Interpretive Summary: Sweetpotato, is an economically important specialty crop in the United States that is susceptible to a range of diseases that can severely compromise yield and quality. Detecting these diseases, such as sweet potato leaf curl virus (SPLCV), is particularly crucial when storage roots are developing in the soil. SPLCV causes symptoms such as leaf curling, vein clearing, and chlorosis; however, these symptoms are often transient and disappear upon plant maturation. Visual inspection can be unreliable and potentially misleading without additional diagnostic tools. Accurate and early detection of SPLCV is crucial for effective management of this viral disease. The objective of our study was to investigate the potential of using 3D hyperspectral imaging to detect SPLCV. In our study, healthy and SPLCV-infected sweetpotato plants were imaged and machine learning models were used to distinguish healthy versus diseased plants. The results showed that the optimal model yielded a classification accuracy of 89.75%, exceeding the original data and other configurations. Overall, the use 3D hyperspectral imaging paired with machine learning for non-invasive diagnosis of SPLCV represents a promising step forward in agricultural technology, offering a viable solution for large-scale monitoring and management of crop health.

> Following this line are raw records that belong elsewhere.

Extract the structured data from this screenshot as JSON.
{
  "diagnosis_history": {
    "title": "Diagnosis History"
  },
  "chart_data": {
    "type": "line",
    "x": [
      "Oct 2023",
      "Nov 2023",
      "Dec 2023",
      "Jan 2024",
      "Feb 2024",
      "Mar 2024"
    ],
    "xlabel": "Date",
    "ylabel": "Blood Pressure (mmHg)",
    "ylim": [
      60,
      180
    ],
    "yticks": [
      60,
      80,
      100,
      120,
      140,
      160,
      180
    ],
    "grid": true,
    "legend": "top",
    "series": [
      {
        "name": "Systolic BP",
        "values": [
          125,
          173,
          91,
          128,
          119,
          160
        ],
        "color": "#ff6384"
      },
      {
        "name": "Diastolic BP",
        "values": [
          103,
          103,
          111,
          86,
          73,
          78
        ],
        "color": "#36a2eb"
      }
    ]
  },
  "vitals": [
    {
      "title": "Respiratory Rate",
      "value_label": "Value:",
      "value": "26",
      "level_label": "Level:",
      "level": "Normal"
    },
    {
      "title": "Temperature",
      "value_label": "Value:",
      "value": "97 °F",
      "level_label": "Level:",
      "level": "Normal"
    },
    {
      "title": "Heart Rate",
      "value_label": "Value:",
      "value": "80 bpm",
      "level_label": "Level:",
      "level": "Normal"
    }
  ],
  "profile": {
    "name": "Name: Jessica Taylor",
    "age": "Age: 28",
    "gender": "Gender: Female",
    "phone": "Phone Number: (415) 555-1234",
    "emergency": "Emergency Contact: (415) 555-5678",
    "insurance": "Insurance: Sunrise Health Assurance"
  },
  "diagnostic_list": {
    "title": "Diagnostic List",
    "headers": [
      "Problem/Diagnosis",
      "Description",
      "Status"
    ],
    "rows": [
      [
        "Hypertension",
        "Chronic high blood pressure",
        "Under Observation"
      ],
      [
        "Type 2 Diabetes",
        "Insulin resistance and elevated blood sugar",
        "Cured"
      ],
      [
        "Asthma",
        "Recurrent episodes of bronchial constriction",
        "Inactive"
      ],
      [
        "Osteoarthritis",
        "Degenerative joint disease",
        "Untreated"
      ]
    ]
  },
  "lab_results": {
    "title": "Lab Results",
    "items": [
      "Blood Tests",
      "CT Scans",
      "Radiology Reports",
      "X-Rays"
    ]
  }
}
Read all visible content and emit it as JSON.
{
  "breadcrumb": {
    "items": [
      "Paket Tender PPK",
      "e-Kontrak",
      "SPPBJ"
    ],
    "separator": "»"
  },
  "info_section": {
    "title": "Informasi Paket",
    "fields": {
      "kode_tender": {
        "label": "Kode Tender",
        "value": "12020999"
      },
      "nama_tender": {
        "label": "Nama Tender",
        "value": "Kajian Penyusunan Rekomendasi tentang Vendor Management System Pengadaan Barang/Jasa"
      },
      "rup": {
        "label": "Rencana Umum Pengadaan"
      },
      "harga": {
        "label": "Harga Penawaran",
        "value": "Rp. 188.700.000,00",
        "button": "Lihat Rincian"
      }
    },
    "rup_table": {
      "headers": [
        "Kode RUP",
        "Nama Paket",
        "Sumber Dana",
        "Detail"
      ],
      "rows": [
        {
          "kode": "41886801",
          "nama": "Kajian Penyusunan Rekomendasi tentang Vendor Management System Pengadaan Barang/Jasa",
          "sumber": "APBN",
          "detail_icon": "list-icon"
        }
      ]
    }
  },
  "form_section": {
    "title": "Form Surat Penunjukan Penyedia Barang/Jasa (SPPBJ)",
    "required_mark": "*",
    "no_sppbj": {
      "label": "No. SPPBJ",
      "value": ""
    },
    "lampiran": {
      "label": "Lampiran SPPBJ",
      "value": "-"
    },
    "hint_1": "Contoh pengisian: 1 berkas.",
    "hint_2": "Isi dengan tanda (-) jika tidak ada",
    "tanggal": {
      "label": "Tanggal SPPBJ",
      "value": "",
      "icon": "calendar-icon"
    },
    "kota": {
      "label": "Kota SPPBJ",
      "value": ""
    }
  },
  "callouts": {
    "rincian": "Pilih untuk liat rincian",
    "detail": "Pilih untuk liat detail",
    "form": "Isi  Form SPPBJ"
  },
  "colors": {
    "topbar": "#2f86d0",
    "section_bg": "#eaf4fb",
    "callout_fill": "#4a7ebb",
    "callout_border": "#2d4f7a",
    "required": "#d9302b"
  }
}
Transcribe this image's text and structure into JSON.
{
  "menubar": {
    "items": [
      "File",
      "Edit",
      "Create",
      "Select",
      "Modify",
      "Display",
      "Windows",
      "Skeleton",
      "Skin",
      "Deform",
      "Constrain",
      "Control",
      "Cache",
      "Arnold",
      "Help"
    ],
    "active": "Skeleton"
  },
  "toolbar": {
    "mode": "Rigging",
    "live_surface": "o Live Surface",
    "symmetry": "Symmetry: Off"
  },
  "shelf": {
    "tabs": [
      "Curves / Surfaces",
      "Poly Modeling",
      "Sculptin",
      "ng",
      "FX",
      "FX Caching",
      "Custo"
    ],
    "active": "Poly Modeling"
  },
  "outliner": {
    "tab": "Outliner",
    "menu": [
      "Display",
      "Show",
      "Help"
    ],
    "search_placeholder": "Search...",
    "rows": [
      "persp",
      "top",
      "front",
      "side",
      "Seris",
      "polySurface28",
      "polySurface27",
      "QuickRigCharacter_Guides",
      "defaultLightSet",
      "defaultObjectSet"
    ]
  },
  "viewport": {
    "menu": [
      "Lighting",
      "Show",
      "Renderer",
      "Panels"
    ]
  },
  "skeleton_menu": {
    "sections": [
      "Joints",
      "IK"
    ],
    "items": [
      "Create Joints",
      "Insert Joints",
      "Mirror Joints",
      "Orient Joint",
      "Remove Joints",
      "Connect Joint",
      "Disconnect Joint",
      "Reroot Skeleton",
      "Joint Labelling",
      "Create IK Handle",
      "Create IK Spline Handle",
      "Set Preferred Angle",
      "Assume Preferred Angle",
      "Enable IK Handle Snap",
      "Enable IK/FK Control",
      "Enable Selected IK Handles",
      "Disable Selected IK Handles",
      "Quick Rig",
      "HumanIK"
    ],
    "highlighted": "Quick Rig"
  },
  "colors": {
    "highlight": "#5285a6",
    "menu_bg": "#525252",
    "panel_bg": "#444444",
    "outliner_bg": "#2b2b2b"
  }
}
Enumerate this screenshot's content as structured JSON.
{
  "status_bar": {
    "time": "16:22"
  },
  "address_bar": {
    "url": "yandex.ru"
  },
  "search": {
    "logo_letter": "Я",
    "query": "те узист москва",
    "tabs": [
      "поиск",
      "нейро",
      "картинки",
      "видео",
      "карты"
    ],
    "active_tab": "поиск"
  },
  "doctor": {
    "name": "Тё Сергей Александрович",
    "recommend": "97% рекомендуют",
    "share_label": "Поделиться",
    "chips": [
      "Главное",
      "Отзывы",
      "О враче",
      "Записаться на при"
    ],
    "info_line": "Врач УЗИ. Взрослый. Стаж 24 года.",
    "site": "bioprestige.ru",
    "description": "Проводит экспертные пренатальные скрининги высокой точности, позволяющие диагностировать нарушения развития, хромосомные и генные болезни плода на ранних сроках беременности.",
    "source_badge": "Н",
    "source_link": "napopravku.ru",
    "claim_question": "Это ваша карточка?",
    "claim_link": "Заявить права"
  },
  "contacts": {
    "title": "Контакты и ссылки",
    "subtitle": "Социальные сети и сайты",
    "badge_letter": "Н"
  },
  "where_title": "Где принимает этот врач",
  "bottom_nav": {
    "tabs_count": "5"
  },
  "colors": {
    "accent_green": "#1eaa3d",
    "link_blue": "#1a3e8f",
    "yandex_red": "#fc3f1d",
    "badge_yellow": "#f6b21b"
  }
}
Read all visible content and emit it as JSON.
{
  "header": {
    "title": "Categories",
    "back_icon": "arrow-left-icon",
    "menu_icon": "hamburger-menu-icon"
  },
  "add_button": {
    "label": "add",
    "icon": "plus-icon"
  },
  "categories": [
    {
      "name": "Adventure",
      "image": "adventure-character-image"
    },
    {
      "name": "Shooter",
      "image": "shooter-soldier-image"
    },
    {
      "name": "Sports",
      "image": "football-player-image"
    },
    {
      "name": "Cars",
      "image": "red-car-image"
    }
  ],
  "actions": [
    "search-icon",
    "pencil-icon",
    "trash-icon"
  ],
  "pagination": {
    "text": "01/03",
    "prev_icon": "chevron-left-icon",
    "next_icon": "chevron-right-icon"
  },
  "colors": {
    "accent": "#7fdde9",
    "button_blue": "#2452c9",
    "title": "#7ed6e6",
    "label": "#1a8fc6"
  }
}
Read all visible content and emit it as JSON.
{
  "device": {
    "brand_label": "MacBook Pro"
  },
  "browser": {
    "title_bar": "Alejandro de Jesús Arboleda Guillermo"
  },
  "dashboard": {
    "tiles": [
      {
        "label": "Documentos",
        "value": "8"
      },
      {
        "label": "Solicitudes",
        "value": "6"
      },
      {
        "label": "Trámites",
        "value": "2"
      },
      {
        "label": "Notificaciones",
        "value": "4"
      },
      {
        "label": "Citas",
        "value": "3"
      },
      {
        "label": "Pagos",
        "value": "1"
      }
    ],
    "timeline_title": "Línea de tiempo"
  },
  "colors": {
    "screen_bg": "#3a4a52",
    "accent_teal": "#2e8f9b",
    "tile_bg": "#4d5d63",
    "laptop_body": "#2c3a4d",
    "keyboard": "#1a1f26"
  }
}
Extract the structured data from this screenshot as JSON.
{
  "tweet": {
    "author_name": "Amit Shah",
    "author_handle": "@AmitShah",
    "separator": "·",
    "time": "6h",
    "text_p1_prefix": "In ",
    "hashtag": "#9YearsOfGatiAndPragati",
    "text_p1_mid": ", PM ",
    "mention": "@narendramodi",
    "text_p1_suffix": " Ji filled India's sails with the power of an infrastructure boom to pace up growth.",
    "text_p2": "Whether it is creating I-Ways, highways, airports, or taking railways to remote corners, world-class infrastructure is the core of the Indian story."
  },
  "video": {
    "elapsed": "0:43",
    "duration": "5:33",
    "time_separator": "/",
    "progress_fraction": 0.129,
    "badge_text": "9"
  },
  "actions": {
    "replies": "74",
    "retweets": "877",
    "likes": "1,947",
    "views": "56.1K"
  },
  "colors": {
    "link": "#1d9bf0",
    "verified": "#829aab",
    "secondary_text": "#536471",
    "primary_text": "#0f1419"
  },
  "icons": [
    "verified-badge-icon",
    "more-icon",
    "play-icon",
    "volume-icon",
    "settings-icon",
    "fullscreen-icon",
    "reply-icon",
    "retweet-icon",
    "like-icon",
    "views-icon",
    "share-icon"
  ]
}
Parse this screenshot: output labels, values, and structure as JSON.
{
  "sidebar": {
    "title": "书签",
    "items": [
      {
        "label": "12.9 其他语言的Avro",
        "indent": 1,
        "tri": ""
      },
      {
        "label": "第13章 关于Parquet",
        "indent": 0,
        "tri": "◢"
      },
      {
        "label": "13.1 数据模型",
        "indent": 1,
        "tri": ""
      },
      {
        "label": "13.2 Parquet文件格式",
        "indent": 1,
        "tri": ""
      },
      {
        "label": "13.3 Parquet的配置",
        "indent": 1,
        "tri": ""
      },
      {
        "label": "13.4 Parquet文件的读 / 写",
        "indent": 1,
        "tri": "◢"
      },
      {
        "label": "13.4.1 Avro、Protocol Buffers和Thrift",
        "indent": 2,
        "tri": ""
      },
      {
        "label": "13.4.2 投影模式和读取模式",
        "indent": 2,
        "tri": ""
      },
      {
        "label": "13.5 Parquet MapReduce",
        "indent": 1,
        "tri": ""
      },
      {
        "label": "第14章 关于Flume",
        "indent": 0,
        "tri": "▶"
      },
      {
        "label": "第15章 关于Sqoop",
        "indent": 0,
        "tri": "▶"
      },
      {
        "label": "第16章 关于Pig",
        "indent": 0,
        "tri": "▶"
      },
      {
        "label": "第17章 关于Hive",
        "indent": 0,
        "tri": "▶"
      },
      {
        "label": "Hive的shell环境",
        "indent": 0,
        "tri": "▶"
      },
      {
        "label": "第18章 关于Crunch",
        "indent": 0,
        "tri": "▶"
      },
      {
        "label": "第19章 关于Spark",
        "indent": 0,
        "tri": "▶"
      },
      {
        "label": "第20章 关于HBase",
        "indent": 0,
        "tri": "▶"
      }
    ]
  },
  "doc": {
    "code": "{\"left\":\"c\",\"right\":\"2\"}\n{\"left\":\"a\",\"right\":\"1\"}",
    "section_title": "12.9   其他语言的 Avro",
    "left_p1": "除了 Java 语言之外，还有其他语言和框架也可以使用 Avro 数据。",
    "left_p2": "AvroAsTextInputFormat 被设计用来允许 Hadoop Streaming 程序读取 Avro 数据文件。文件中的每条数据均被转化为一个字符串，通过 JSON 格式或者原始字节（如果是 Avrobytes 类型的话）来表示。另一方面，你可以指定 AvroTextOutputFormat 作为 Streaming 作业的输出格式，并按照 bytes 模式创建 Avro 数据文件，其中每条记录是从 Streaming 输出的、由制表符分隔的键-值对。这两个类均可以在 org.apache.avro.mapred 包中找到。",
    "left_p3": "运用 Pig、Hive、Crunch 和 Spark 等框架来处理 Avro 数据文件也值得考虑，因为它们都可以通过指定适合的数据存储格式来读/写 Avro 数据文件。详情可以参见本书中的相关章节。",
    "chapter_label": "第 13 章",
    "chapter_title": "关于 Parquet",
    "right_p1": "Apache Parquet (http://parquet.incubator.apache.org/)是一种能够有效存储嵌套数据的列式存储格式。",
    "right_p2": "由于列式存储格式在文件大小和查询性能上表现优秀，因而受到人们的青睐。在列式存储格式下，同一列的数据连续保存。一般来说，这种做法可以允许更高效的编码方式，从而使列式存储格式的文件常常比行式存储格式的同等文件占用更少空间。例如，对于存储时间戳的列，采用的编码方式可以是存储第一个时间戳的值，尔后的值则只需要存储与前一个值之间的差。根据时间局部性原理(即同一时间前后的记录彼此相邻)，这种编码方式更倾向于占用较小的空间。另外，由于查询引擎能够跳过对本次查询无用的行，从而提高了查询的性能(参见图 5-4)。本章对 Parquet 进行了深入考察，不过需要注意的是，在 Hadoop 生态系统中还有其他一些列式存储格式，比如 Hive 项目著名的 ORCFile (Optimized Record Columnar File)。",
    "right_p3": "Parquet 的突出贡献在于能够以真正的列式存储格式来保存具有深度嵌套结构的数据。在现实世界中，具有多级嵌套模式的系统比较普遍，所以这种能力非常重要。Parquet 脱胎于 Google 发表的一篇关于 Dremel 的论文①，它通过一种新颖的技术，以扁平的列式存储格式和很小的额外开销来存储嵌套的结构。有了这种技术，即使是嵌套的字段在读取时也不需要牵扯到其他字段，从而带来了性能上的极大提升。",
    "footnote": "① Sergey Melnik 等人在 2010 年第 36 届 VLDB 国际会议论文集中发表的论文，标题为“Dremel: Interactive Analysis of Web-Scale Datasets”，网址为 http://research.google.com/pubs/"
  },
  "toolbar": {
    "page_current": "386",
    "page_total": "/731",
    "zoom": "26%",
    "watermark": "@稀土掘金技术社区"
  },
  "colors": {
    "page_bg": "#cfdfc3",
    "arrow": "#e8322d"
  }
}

Technical Abstract: Sweet potato leaf curl virus (SPLCV) is a systemic viral disease of sweetpotato plants causing significant yield losses and posing a major threat to sweetpotato production. To achieve effective disease management, prompt detection of SPLCV is necessary and crucial. Currently, SPLCV is detected using a variety of molecular techniques, including polymerase chain reaction, loop-mediated isothermal amplification, and enzyme-linked immunosorbent assay, which are laborious, expensive, time-intensive, and limited in practicality for use in rapid, in situ diagnostic applications. Therefore, there is a need to establish alternative, point-of-care techniques for SPLCV detection. The goal of this study was to investigate the potential of using multispectral imaging and 3D-pointcloud data to detect SPLCV. In this study, 3D point cloud data derived from multispectral laser scanning of healthy and SPLCV-infected sweetpotato plants were modeled with the PointNet++ neural network to discriminate healthy versus diseased plants. Spatial coordinates (X, Y, Z) and color information (R, G, B) of sweetpotato leaf point cloud data were used to develop and improve the efficiency of the classification process. The collected 3D point cloud dataset was first randomly split as training and testing sets followed by downsampling to decrease the computational demand. Experiments were then conducted to fine-tune the hyperparameters of the PointNet++ algorithm. The results showed that the optimal hyperparameter configuration entailed the adoption of the multi-scale sampling and grouping (MSG) strategy, with the augmented point cloud down sampled to 2048 points and a batch size of 8, yielding a classification accuracy of 85.6%. The findings of our study showed the feasibility of using multispectral imaging and employing the deep learning model PointNet++ for non-destructive, rapid detection of SPLCV in sweetpotato.